Wagner Moura, vedete dos colegas que ficaram jornalistas
Confira a coluna Levi Vasconcelos

O jornalista Luciano Aguiar, que hoje trabalha na assessoria de imprensa da Alba, costuma dizer que jornalista não é notícia. Ironia. Hoje ele é, e por motivo justo. Sabe por quê? É ex-colega e amigo de Wagner Moura, o ator baiano que quase emplaca no Oscar com O Agente Secreto.
Claro que Wagner teve uma legião de torcedores amigos, entre eles, ex-colegas da Faculdade de Comunicação da Ufba, a Facom, onde se formou em Jornalismo. E todos eles apontam uma boa qualidade do ator: nunca mudou a cara, sempre foi o mesmo, apesar de já ter no currículo 40 filmes e mais de 15 séries na tevê.

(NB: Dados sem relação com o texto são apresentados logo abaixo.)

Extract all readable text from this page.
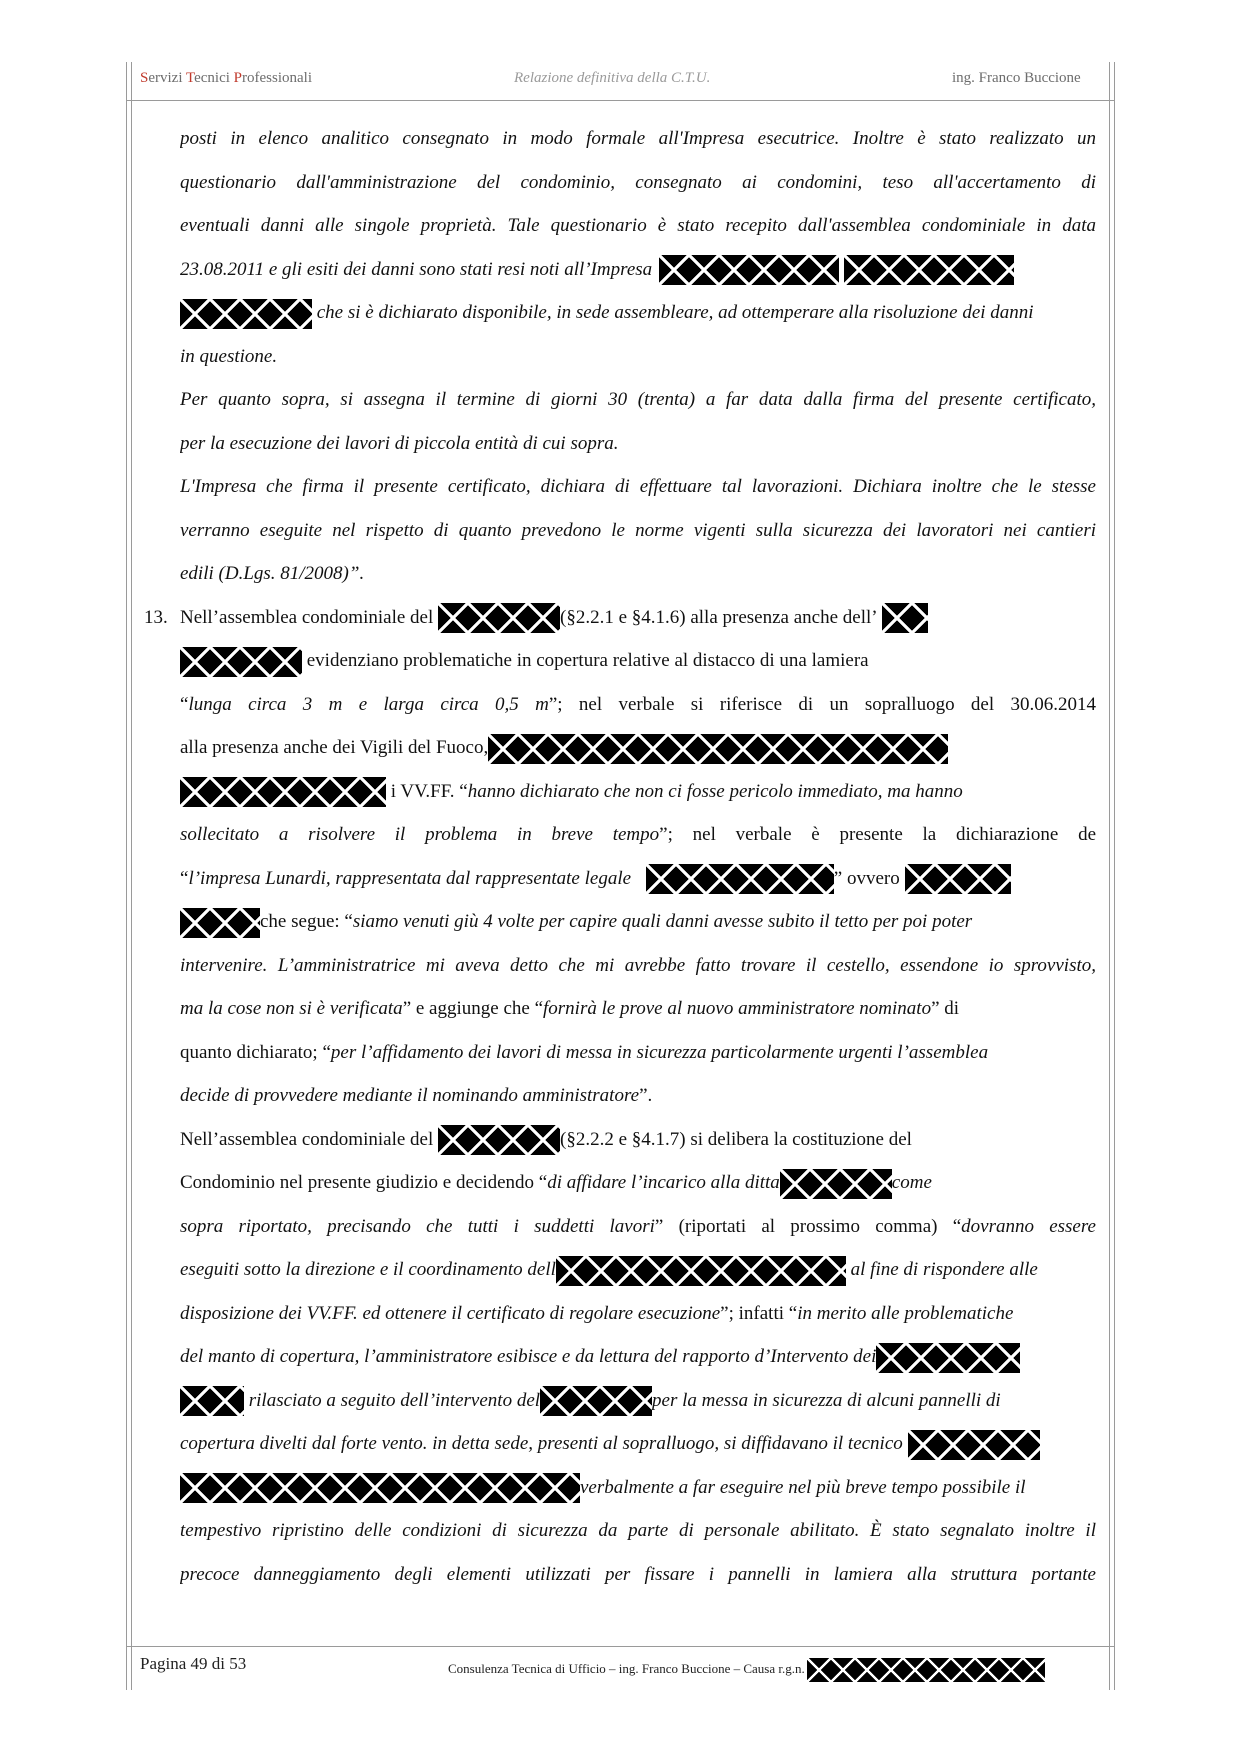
Servizi Tecnici Professionali	Relazione definitiva della C.T.U.	ing. Franco Buccione
posti in elenco analitico consegnato in modo formale all'Impresa esecutrice. Inoltre è stato realizzato un
questionario dall'amministrazione del condominio, consegnato ai condomini, teso all'accertamento di
eventuali danni alle singole proprietà. Tale questionario è stato recepito dall'assemblea condominiale in data
23.08.2011 e gli esiti dei danni sono stati resi noti all’Impresa
che si è dichiarato disponibile, in sede assembleare, ad ottemperare alla risoluzione dei danni
in questione.
Per quanto sopra, si assegna il termine di giorni 30 (trenta) a far data dalla firma del presente certificato,
per la esecuzione dei lavori di piccola entità di cui sopra.
L'Impresa che firma il presente certificato, dichiara di effettuare tal lavorazioni. Dichiara inoltre che le stesse
verranno eseguite nel rispetto di quanto prevedono le norme vigenti sulla sicurezza dei lavoratori nei cantieri
edili (D.Lgs. 81/2008)”.
13. Nell’assemblea condominiale del	(§2.2.1 e §4.1.6) alla presenza anche dell’
evidenziano problematiche in copertura relative al distacco di una lamiera
“lunga circa 3 m e larga circa 0,5 m”; nel verbale si riferisce di un sopralluogo del 30.06.2014
alla presenza anche dei Vigili del Fuoco,
i VV.FF. “hanno dichiarato che non ci fosse pericolo immediato, ma hanno
sollecitato a risolvere il problema in breve tempo”; nel verbale è presente la dichiarazione de
“l’impresa Lunardi, rappresentata dal rappresentate legale	” ovvero
che segue: “siamo venuti giù 4 volte per capire quali danni avesse subito il tetto per poi poter
intervenire. L’amministratrice mi aveva detto che mi avrebbe fatto trovare il cestello, essendone io sprovvisto,
ma la cose non si è verificata” e aggiunge che “fornirà le prove al nuovo amministratore nominato” di
quanto dichiarato; “per l’affidamento dei lavori di messa in sicurezza particolarmente urgenti l’assemblea
decide di provvedere mediante il nominando amministratore”.
Nell’assemblea condominiale del	(§2.2.2 e §4.1.7) si delibera la costituzione del
Condominio nel presente giudizio e decidendo “di affidare l’incarico alla ditta	come
sopra riportato, precisando che tutti i suddetti lavori” (riportati al prossimo comma) “dovranno essere
eseguiti sotto la direzione e il coordinamento dell	al fine di rispondere alle
disposizione dei VV.FF. ed ottenere il certificato di regolare esecuzione”; infatti “in merito alle problematiche
del manto di copertura, l’amministratore esibisce e da lettura del rapporto d’Intervento dei
rilasciato a seguito dell’intervento del	per la messa in sicurezza di alcuni pannelli di
copertura divelti dal forte vento. in detta sede, presenti al sopralluogo, si diffidavano il tecnico
verbalmente a far eseguire nel più breve tempo possibile il
tempestivo ripristino delle condizioni di sicurezza da parte di personale abilitato. È stato segnalato inoltre il
precoce danneggiamento degli elementi utilizzati per fissare i pannelli in lamiera alla struttura portante
Pagina 49 di 53	Consulenza Tecnica di Ufficio – ing. Franco Buccione – Causa r.g.n.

É nesse cenário que emerge em cena Franciel Cruz, também colega que virou amigão, até porque o Vitória, paixão futebolística dos dois, sempre uniu a dupla, até hoje. Quando Wagner está em Salvador, é arrastado pelo amigo para o Barradão.

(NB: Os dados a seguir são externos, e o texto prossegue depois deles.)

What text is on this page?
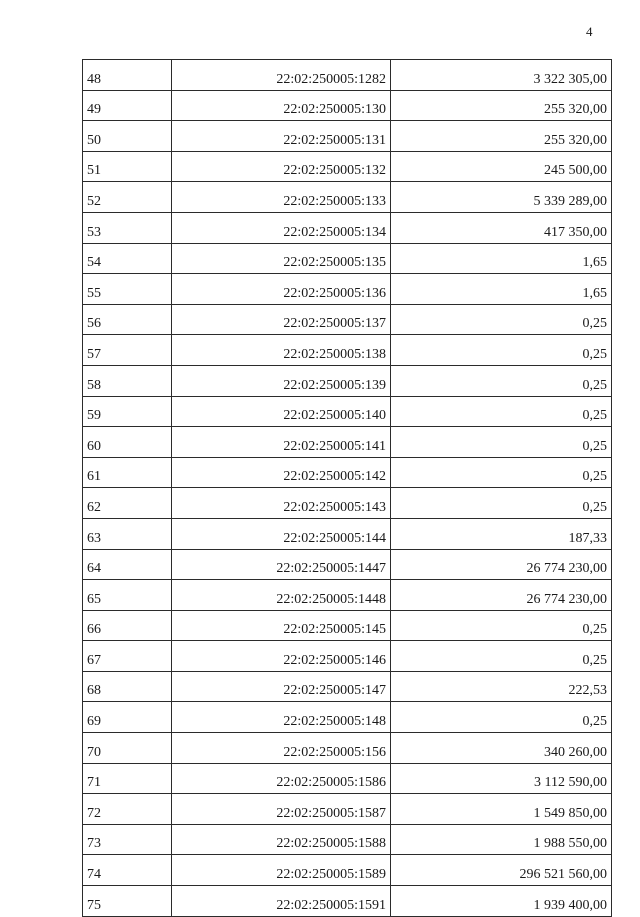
4
48	22:02:250005:1282	3 322 305,00
49	22:02:250005:130	255 320,00
50	22:02:250005:131	255 320,00
51	22:02:250005:132	245 500,00
52	22:02:250005:133	5 339 289,00
53	22:02:250005:134	417 350,00
54	22:02:250005:135	1,65
55	22:02:250005:136	1,65
56	22:02:250005:137	0,25
57	22:02:250005:138	0,25
58	22:02:250005:139	0,25
59	22:02:250005:140	0,25
60	22:02:250005:141	0,25
61	22:02:250005:142	0,25
62	22:02:250005:143	0,25
63	22:02:250005:144	187,33
64	22:02:250005:1447	26 774 230,00
65	22:02:250005:1448	26 774 230,00
66	22:02:250005:145	0,25
67	22:02:250005:146	0,25
68	22:02:250005:147	222,53
69	22:02:250005:148	0,25
70	22:02:250005:156	340 260,00
71	22:02:250005:1586	3 112 590,00
72	22:02:250005:1587	1 549 850,00
73	22:02:250005:1588	1 988 550,00
74	22:02:250005:1589	296 521 560,00
75	22:02:250005:1591	1 939 400,00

Maniçoba –Curioso é que o nome completo de Wagner é Wagner Maniçoba de Moura. Prevaleceu o Wagner Moura, e Franciel justifica:
– Ele é besta? Já pensou, Wagner Maniçoba? Ele achou melhor, e está certo, jogar o Maniçoba para debaixo do tapete.
Franciel, que deu até entrevista no Fantástico no dia do Oscar, é o mais chegado, mas Luciano Aguiar lembra que a geração Facom daqueles tempos, todo mundo se deu bem. Inclui Rosana Jatobá, Rita Batista, Tatiane Freitas, Georgina Maynard, Divo Araújo, Zezão Castro, Uziel Bueno, Pablo Reis e, ainda, Manoela Dias, a autora de Vale Tudo, na Globo.
– É uma geração iluminada.
E, por aí, ano passado Franciel Cruz lançou o segundo livro, Tá Pensando que Tudo é Futebol?. E advinhe quem virou garoto-propaganda? Ele mesmo, Wagner Moura. Resultado: o livro, lançado sem editora, vendendo um a um, de mão em mão, já passou dos três mil exemplares.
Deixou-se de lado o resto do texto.